Out-of-Time-Order Correlation for Many-Body Localization

TL;DR

This paper investigates how out-of-time-order correlators (OTOC) reveal non-ergodic dynamics in many-body localized (MBL) systems and distinguish them from Anderson localization (AL). It analyzes both a phenomenological l-bit model and a random-field XXZ chain, finding that the OTOC decays with a power law in the MBL phase and remains constant in AL, while entanglement growth in MBL is logarithmic and correlated with OTOC decay.
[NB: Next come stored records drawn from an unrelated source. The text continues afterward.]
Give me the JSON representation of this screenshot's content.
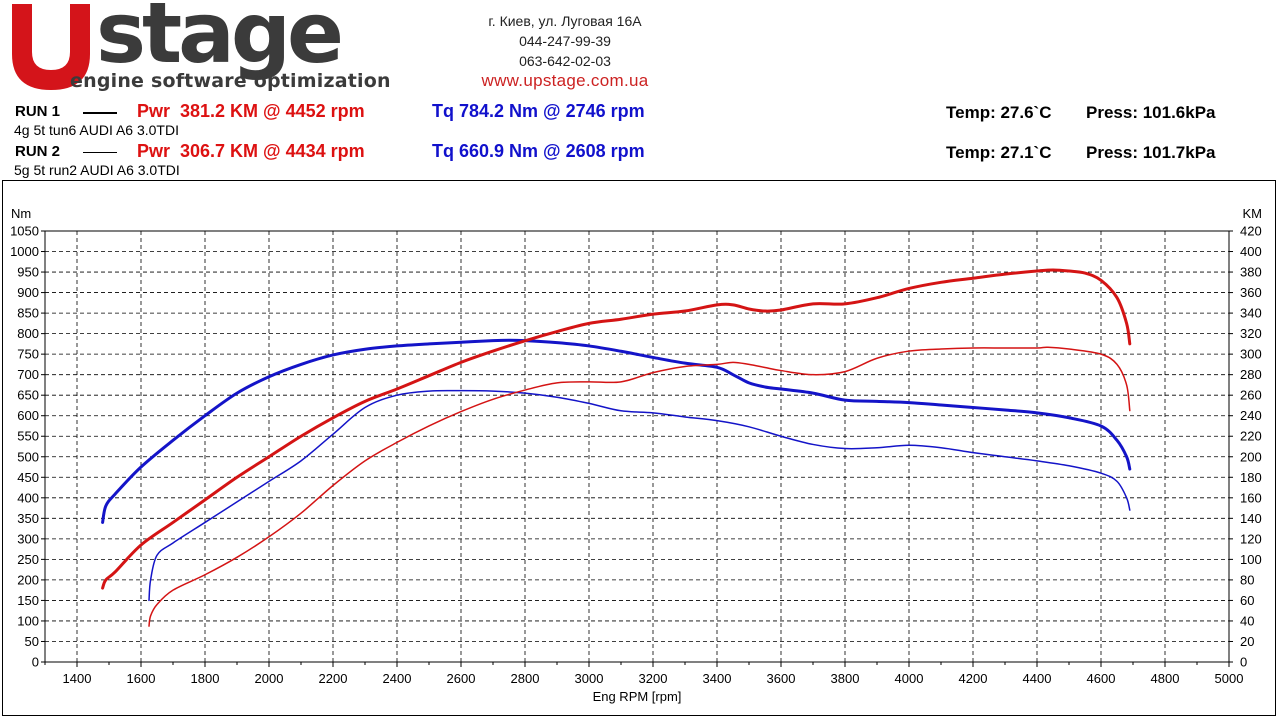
{
  "header": {
    "logo_text": "stage",
    "logo_subtitle": "engine software optimization",
    "address": "г. Киев, ул. Луговая 16А",
    "phone1": "044-247-99-39",
    "phone2": "063-642-02-03",
    "website": "www.upstage.com.ua",
    "brand_red": "#d4141a",
    "brand_gray": "#3b3b3b"
  },
  "runs": [
    {
      "label": "RUN 1",
      "description": "4g 5t tun6 AUDI A6 3.0TDI",
      "power_text": "Pwr  381.2 KM @ 4452 rpm",
      "torque_text": "Tq 784.2 Nm @ 2746 rpm",
      "temp_text": "Temp: 27.6`C",
      "press_text": "Press: 101.6kPa"
    },
    {
      "label": "RUN 2",
      "description": "5g 5t run2 AUDI A6 3.0TDI",
      "power_text": "Pwr  306.7 KM @ 4434 rpm",
      "torque_text": "Tq 660.9 Nm @ 2608 rpm",
      "temp_text": "Temp: 27.1`C",
      "press_text": "Press: 101.7kPa"
    }
  ],
  "chart_data": {
    "type": "line",
    "xlabel": "Eng RPM [rpm]",
    "ylabel_left": "Nm",
    "ylabel_right": "KM",
    "xlim": [
      1300,
      5000
    ],
    "ylim_left": [
      0,
      1050
    ],
    "ylim_right": [
      0,
      420
    ],
    "x_ticks": [
      1400,
      1600,
      1800,
      2000,
      2200,
      2400,
      2600,
      2800,
      3000,
      3200,
      3400,
      3600,
      3800,
      4000,
      4200,
      4400,
      4600,
      4800,
      5000
    ],
    "y_ticks_left": [
      0,
      50,
      100,
      150,
      200,
      250,
      300,
      350,
      400,
      450,
      500,
      550,
      600,
      650,
      700,
      750,
      800,
      850,
      900,
      950,
      1000,
      1050
    ],
    "y_ticks_right": [
      0,
      20,
      40,
      60,
      80,
      100,
      120,
      140,
      160,
      180,
      200,
      220,
      240,
      260,
      280,
      300,
      320,
      340,
      360,
      380,
      400,
      420
    ],
    "grid": true,
    "series": [
      {
        "run": "RUN 1",
        "quantity": "torque",
        "axis": "left",
        "color": "#1414c8",
        "width": 3,
        "x": [
          1480,
          1490,
          1520,
          1600,
          1700,
          1800,
          1900,
          2000,
          2100,
          2200,
          2300,
          2400,
          2500,
          2600,
          2700,
          2750,
          2800,
          2900,
          3000,
          3100,
          3200,
          3300,
          3400,
          3450,
          3500,
          3550,
          3600,
          3700,
          3800,
          3900,
          4000,
          4100,
          4200,
          4300,
          4400,
          4500,
          4600,
          4650,
          4680,
          4690
        ],
        "y": [
          340,
          380,
          410,
          475,
          540,
          600,
          655,
          695,
          725,
          748,
          762,
          770,
          775,
          779,
          783,
          784,
          783,
          778,
          770,
          757,
          742,
          728,
          718,
          700,
          680,
          670,
          665,
          655,
          638,
          635,
          632,
          626,
          620,
          614,
          607,
          595,
          575,
          540,
          500,
          470
        ]
      },
      {
        "run": "RUN 1",
        "quantity": "power",
        "axis": "right",
        "color": "#d41414",
        "width": 3,
        "x": [
          1480,
          1490,
          1520,
          1600,
          1700,
          1800,
          1900,
          2000,
          2100,
          2200,
          2300,
          2400,
          2500,
          2600,
          2700,
          2800,
          2900,
          3000,
          3100,
          3200,
          3300,
          3400,
          3450,
          3500,
          3550,
          3600,
          3700,
          3800,
          3900,
          4000,
          4100,
          4200,
          4300,
          4400,
          4450,
          4500,
          4550,
          4600,
          4650,
          4680,
          4690
        ],
        "y": [
          72,
          80,
          88,
          114,
          136,
          158,
          180,
          200,
          220,
          238,
          254,
          266,
          279,
          292,
          303,
          313,
          322,
          330,
          334,
          339,
          342,
          348,
          348,
          344,
          342,
          343,
          349,
          349,
          355,
          364,
          370,
          374,
          378,
          381,
          382,
          381,
          379,
          372,
          355,
          330,
          310
        ]
      },
      {
        "run": "RUN 2",
        "quantity": "torque",
        "axis": "left",
        "color": "#1414c8",
        "width": 1.5,
        "x": [
          1625,
          1630,
          1650,
          1700,
          1800,
          1900,
          2000,
          2100,
          2200,
          2300,
          2400,
          2500,
          2600,
          2700,
          2800,
          2900,
          3000,
          3100,
          3200,
          3300,
          3400,
          3500,
          3600,
          3700,
          3800,
          3900,
          4000,
          4100,
          4200,
          4300,
          4400,
          4500,
          4600,
          4650,
          4680,
          4690
        ],
        "y": [
          150,
          200,
          260,
          290,
          340,
          390,
          440,
          490,
          555,
          620,
          650,
          660,
          661,
          660,
          655,
          645,
          630,
          612,
          607,
          597,
          588,
          573,
          550,
          530,
          520,
          522,
          528,
          522,
          510,
          500,
          490,
          478,
          460,
          440,
          400,
          370
        ]
      },
      {
        "run": "RUN 2",
        "quantity": "power",
        "axis": "right",
        "color": "#d41414",
        "width": 1.5,
        "x": [
          1625,
          1630,
          1650,
          1700,
          1800,
          1900,
          2000,
          2100,
          2200,
          2300,
          2400,
          2500,
          2600,
          2700,
          2800,
          2900,
          3000,
          3100,
          3200,
          3300,
          3400,
          3450,
          3500,
          3550,
          3600,
          3700,
          3800,
          3900,
          4000,
          4100,
          4200,
          4300,
          4400,
          4434,
          4500,
          4600,
          4650,
          4680,
          4690
        ],
        "y": [
          35,
          45,
          56,
          70,
          85,
          102,
          122,
          145,
          172,
          196,
          214,
          230,
          244,
          256,
          265,
          272,
          273,
          273,
          282,
          288,
          290,
          292,
          290,
          287,
          284,
          280,
          283,
          296,
          303,
          305,
          306,
          306,
          306,
          306.7,
          305,
          300,
          290,
          270,
          245
        ]
      }
    ]
  }
}
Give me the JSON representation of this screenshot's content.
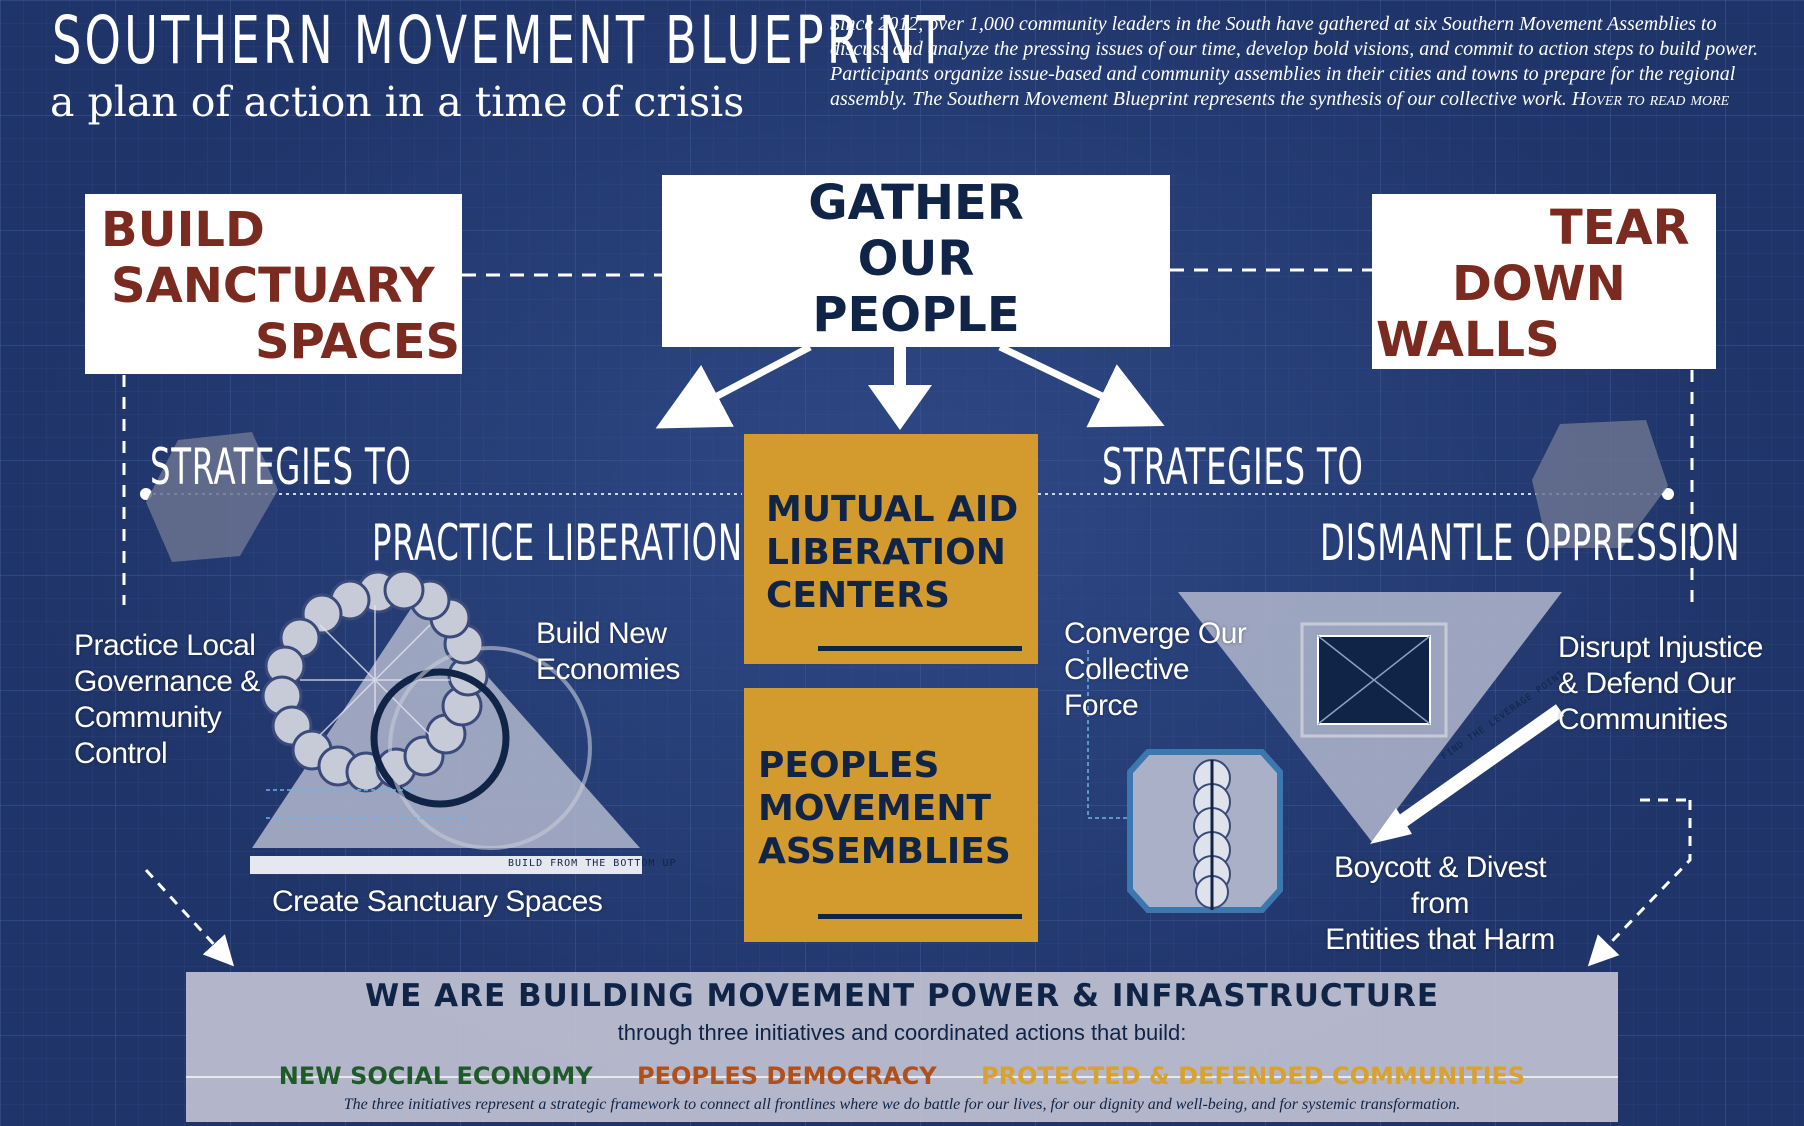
{
  "header": {
    "title": "SOUTHERN MOVEMENT BLUEPRINT",
    "subtitle": "a plan of action in a time of crisis",
    "intro": "Since 2012, over 1,000 community leaders in the South have gathered at six Southern Movement Assemblies to discuss and analyze the pressing issues of our time, develop bold visions, and commit to action steps to build power. Participants organize issue-based and community assemblies in their cities and towns to prepare for the regional assembly. The Southern Movement Blueprint represents the synthesis of our collective work.",
    "hover_hint": "Hover to read more"
  },
  "boxes": {
    "build": [
      "BUILD",
      "SANCTUARY",
      "SPACES"
    ],
    "gather": [
      "GATHER",
      "OUR",
      "PEOPLE"
    ],
    "tear": [
      "TEAR",
      "DOWN",
      "WALLS"
    ]
  },
  "center": {
    "mutual_aid": [
      "MUTUAL AID",
      "LIBERATION",
      "CENTERS"
    ],
    "assemblies": [
      "PEOPLES",
      "MOVEMENT",
      "ASSEMBLIES"
    ]
  },
  "left": {
    "strategies_to": "STRATEGIES TO",
    "heading": "PRACTICE LIBERATION",
    "label_governance": [
      "Practice Local",
      "Governance &",
      "Community",
      "Control"
    ],
    "label_economies": [
      "Build New",
      "Economies"
    ],
    "label_sanctuary": "Create Sanctuary Spaces",
    "bottom_up": "BUILD FROM THE BOTTOM UP"
  },
  "right": {
    "strategies_to": "STRATEGIES TO",
    "heading": "DISMANTLE OPPRESSION",
    "label_converge": [
      "Converge Our",
      "Collective",
      "Force"
    ],
    "label_disrupt": [
      "Disrupt Injustice",
      "& Defend Our",
      "Communities"
    ],
    "label_boycott": [
      "Boycott & Divest",
      "from",
      "Entities that Harm"
    ],
    "leverage": "FIND THE LEVERAGE POINT"
  },
  "bottom": {
    "heading": "WE ARE BUILDING MOVEMENT POWER & INFRASTRUCTURE",
    "subheading": "through three initiatives and coordinated actions that build:",
    "initiatives": [
      {
        "label": "NEW SOCIAL ECONOMY",
        "color": "#1f5a2a"
      },
      {
        "label": "PEOPLES DEMOCRACY",
        "color": "#b0501c"
      },
      {
        "label": "PROTECTED & DEFENDED COMMUNITIES",
        "color": "#d9a22c"
      }
    ],
    "footnote": "The three initiatives represent a strategic framework to connect all frontlines where we do battle for our lives, for our dignity and well-being, and for systemic transformation."
  },
  "colors": {
    "background": "#1f3468",
    "maroon": "#7b2a1f",
    "navy": "#102447",
    "orange": "#d39b2e"
  }
}
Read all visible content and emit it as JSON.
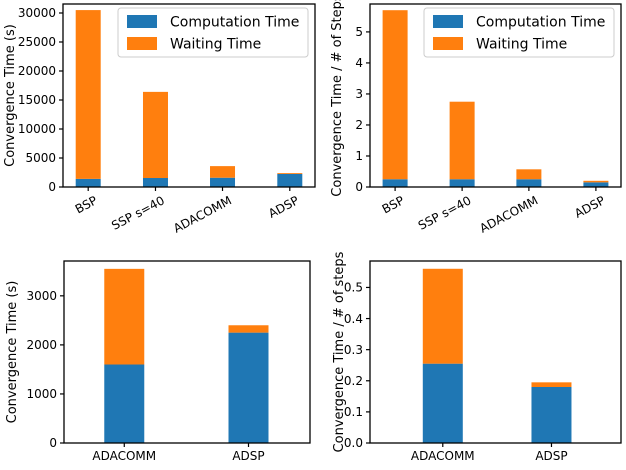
{
  "figure_title": "",
  "palette": {
    "computation": "#1f77b4",
    "waiting": "#ff7f0e",
    "axis": "#000000",
    "legend_border": "#cccccc",
    "background": "#ffffff"
  },
  "legend": {
    "entries": [
      {
        "label": "Computation Time",
        "color_key": "computation"
      },
      {
        "label": "Waiting Time",
        "color_key": "waiting"
      }
    ],
    "position": "upper right"
  },
  "chart_data": [
    {
      "id": "top-left",
      "type": "bar",
      "stacked": true,
      "title": "",
      "xlabel": "",
      "ylabel": "Convergence Time (s)",
      "categories": [
        "BSP",
        "SSP s=40",
        "ADACOMM",
        "ADSP"
      ],
      "series": [
        {
          "name": "Computation Time",
          "color_key": "computation",
          "values": [
            1400,
            1550,
            1600,
            2250
          ]
        },
        {
          "name": "Waiting Time",
          "color_key": "waiting",
          "values": [
            29100,
            14850,
            2000,
            150
          ]
        }
      ],
      "ylim": [
        0,
        31550
      ],
      "yticks": [
        0,
        5000,
        10000,
        15000,
        20000,
        25000,
        30000
      ],
      "ytick_labels": [
        "0",
        "5000",
        "10000",
        "15000",
        "20000",
        "25000",
        "30000"
      ],
      "xtick_rotation": 28,
      "grid": false,
      "legend": true
    },
    {
      "id": "top-right",
      "type": "bar",
      "stacked": true,
      "title": "",
      "xlabel": "",
      "ylabel": "Convergence Time / # of Steps",
      "categories": [
        "BSP",
        "SSP s=40",
        "ADACOMM",
        "ADSP"
      ],
      "series": [
        {
          "name": "Computation Time",
          "color_key": "computation",
          "values": [
            0.25,
            0.25,
            0.25,
            0.15
          ]
        },
        {
          "name": "Waiting Time",
          "color_key": "waiting",
          "values": [
            5.45,
            2.5,
            0.32,
            0.05
          ]
        }
      ],
      "ylim": [
        0,
        5.9
      ],
      "yticks": [
        0,
        1,
        2,
        3,
        4,
        5
      ],
      "ytick_labels": [
        "0",
        "1",
        "2",
        "3",
        "4",
        "5"
      ],
      "xtick_rotation": 28,
      "grid": false,
      "legend": true
    },
    {
      "id": "bottom-left",
      "type": "bar",
      "stacked": true,
      "title": "",
      "xlabel": "",
      "ylabel": "Convergence Time (s)",
      "categories": [
        "ADACOMM",
        "ADSP"
      ],
      "series": [
        {
          "name": "Computation Time",
          "color_key": "computation",
          "values": [
            1600,
            2250
          ]
        },
        {
          "name": "Waiting Time",
          "color_key": "waiting",
          "values": [
            1950,
            150
          ]
        }
      ],
      "ylim": [
        0,
        3710
      ],
      "yticks": [
        0,
        1000,
        2000,
        3000
      ],
      "ytick_labels": [
        "0",
        "1000",
        "2000",
        "3000"
      ],
      "xtick_rotation": 0,
      "grid": false,
      "legend": false
    },
    {
      "id": "bottom-right",
      "type": "bar",
      "stacked": true,
      "title": "",
      "xlabel": "",
      "ylabel": "Convergence Time / # of steps",
      "categories": [
        "ADACOMM",
        "ADSP"
      ],
      "series": [
        {
          "name": "Computation Time",
          "color_key": "computation",
          "values": [
            0.255,
            0.18
          ]
        },
        {
          "name": "Waiting Time",
          "color_key": "waiting",
          "values": [
            0.305,
            0.015
          ]
        }
      ],
      "ylim": [
        0,
        0.585
      ],
      "yticks": [
        0.0,
        0.1,
        0.2,
        0.3,
        0.4,
        0.5
      ],
      "ytick_labels": [
        "0.0",
        "0.1",
        "0.2",
        "0.3",
        "0.4",
        "0.5"
      ],
      "xtick_rotation": 0,
      "grid": false,
      "legend": false
    }
  ]
}
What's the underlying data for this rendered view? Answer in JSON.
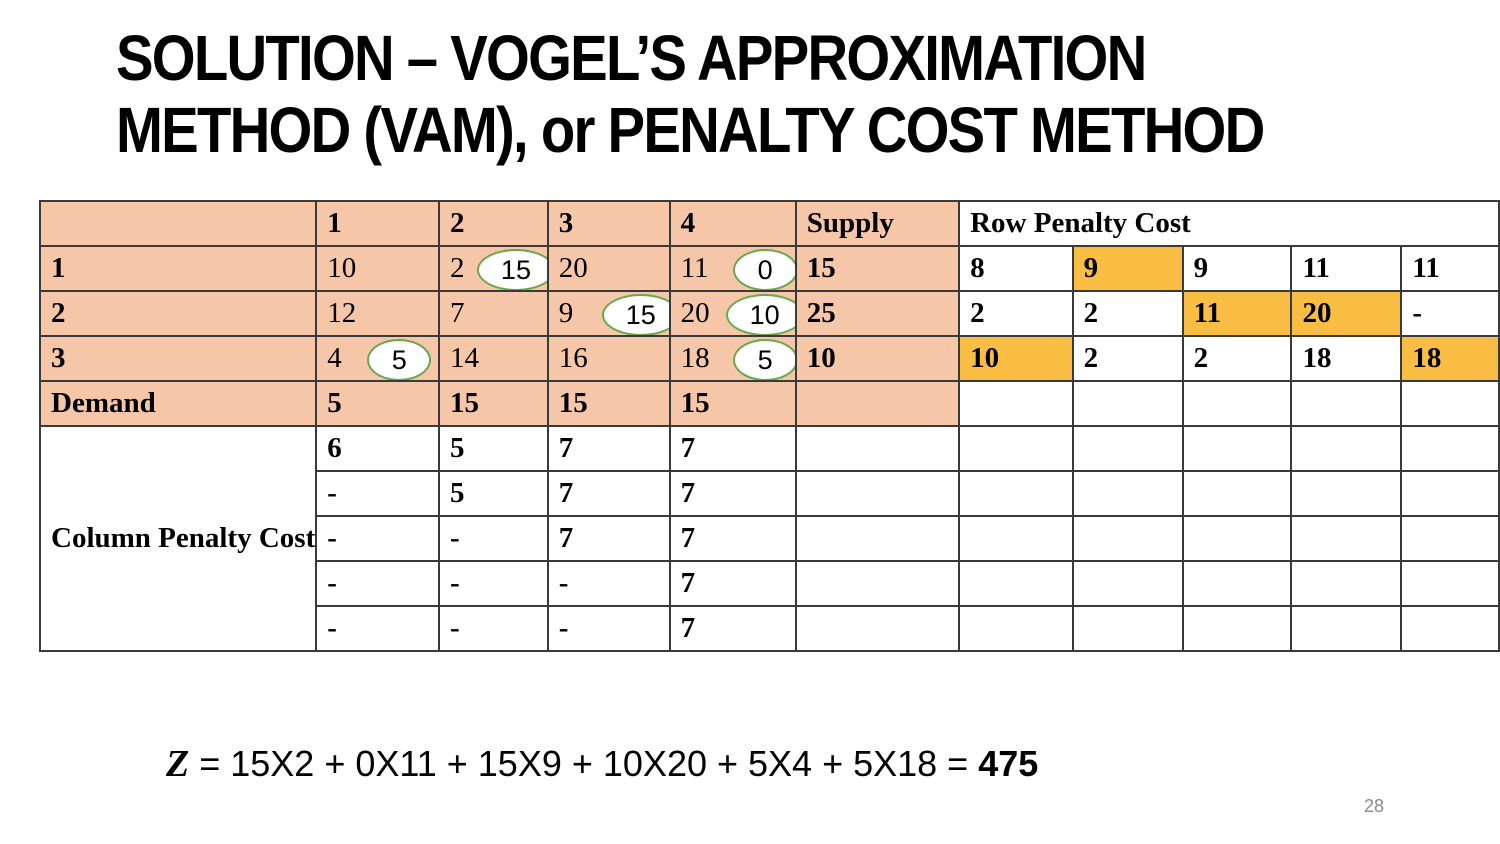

The authors prove a general OTOC–Rényi entropy (RE) theorem connecting the growth of the second Rényi entropy after a quench to a sum of equilibrium OTOCs, valid for generic quantum systems and extendable to finite temperature. They verify the theorem with explicit calculations: for the phenomenological model, exp(−S_A^{(2)}) matches the summed OTOCs, and a similar agreement holds in the random-field XXZ model. The results provide a robust, experimentally accessible diagnostic of MBL and link non-equilibrium entropy production to equilibrium correlation functions, with potential testing in cold-atom and trapped-ion experiments.

Abstract

In this paper we first compute the out-of-time-order correlators (OTOC) for both a phenomenological model and a random-field XXZ model in the many-body localized phase. We show that the OTOC decreases in power law in a many-body localized system at the scrambling time. We also find that the OTOC can also be used to distinguish a many-body localized phase from an Anderson localized phase, while a normal correlator cannot. Furthermore, we prove an exact theorem that relates the growth of the second Rényi entropy in the quench dynamics to the decay of the OTOC in equilibrium. This theorem works for a generic quantum system. We discuss various implications of this theorem.

Figures (3)

• Figure 1: The calculation of the von Neumann entropy, the second Rényi entropy and the OTOC for the MBL and the AL cases in random-field XXZ model Eq. \ref{['XXZ']}. The OTOC has been rescaled to drop from unity. The horizontal axis is $tJ_\perp$ in the logarithmic scale. The calculation is done for on an $8$-site model with open boundary condition, and is averaged over $10^3$ disorder configurations. Here $J_\perp>0$, $h_i/J_\perp$ is uniformly distributed between $[-5,5]$. For the MBL case $J_z/J_\perp=0.2$ where the system is known to be fully localized mbl-transition. For the AL case $J_z=0$.
• Figure 2: Diagrammatic illustration of how to prove the OTOC-RE theorem. Please see the main text for details.
• Figure 3: (a) All the four OTOCs with $\hat{V}=(1+2\hat{s}^x_i)/2^D$ ($i=1$) and $W=1/\sqrt{2}$, $\sqrt{2}\hat{s}^x_j$, $\sqrt{2}\hat{s}^y_j$ and $\sqrt{2}\hat{s}^z_j$($j=8$), respectively. And all the OTOCs have been rescaled to drop from unity. (b) The summation of four (unrescaled) OTOCs, the second order Rényi entropy $S^{(2)}_\text{A}$ (trace out $j=8$ site which is the subsystem $B$) after quench by operator $\hat{O}=(1+2\hat{s}^x_i)/2^{(D+1)/2}$ and $\exp(-S^{(2)}_\text{A})$. Here the calculation is taken on an $8$-site chain, all quantities have been averaged over $10^3$ disorder configurations. $J_z/J_\perp=0.2$ and $h_i/J_\perp$ is uniformly distributed between $[-5,5]$.